Бэк смотрел на удаляющихся товарищей. Торнтон опустился перед ним на колени и жесткими руками ощупывал все его кости. Обследовав его, он пришел к заключению, что все кости Бэка целы, он только избит и истощен невыносимым голодом. Тем временем сани отъехали от них на четверть мили. Собака и человек смотрели, как они медленно подвигались по льду. И вдруг они увидели, что задок саней погрузился, точно нырнул в яму, а шест Хэла взвился в воздухе. Донесся визг Мерседес. Затем Торнтон и Бэк увидели, как Чарльз бросился бежать назад, но вся масса льда вдруг осела под ними, и все люди вместе с собаками и с санями пошли ко дну. На их месте появилась полынья. Теперь уже по льду не пробраться.
Джон Торнтон и Бэк посмотрели друг на друга.

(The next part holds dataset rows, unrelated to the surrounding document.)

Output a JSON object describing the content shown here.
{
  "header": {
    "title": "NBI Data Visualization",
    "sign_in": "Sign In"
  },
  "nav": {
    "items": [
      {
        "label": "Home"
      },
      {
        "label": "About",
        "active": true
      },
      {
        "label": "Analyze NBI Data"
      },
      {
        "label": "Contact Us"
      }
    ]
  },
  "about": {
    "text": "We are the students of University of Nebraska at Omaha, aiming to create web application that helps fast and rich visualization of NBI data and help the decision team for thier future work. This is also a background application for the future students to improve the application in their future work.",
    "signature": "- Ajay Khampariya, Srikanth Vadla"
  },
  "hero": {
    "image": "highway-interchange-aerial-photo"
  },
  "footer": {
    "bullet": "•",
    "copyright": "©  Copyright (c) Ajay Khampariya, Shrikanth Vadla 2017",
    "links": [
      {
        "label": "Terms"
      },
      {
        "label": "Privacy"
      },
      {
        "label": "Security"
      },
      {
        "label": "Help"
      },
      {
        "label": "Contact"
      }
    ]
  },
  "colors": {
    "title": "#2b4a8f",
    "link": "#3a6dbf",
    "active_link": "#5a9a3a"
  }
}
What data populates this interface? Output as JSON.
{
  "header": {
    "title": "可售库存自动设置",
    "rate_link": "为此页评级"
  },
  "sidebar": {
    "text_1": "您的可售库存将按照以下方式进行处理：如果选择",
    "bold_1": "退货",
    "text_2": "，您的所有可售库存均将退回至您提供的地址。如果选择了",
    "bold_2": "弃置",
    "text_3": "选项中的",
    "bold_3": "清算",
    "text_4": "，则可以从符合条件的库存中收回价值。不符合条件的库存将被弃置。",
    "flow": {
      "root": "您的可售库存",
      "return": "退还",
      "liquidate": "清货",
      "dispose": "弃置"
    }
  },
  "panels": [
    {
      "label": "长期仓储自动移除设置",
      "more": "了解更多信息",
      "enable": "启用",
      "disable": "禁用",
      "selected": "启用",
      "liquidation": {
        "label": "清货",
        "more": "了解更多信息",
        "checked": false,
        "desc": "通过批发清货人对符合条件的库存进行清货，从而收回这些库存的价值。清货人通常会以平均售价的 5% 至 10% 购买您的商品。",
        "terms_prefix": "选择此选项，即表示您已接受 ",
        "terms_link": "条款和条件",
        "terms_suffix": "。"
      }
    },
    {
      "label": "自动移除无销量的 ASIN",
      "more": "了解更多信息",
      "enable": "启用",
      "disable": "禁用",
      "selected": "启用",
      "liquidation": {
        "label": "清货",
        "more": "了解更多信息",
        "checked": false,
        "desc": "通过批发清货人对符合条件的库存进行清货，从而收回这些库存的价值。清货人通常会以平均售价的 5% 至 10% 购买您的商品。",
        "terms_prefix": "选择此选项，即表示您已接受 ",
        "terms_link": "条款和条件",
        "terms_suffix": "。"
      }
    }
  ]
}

— Бедняга! — сказал Джон Торнтон.
И Бэк лизнул ему руку.
Когда в декабре Джон Торнтон отморозил себе ноги, то спутники устроили его как можно поудобнее и оставили здесь выздоравливать, а сами отправились вверх по реке, чтобы напилить бревен, выстроить из них плот и уже на нем добраться до Доусона. Торнтон еще слегка хромал, когда принял живое участие в Бэке, но установившаяся теплая погода помогла ему настолько, что и последняя хромота скоро прошла. Лежа целыми днями на солнышке на берегу реки и следя за шумящими ручейками, щебечущими птицами и пробуждением весны, Бэк медленно восстанавливал свои силы.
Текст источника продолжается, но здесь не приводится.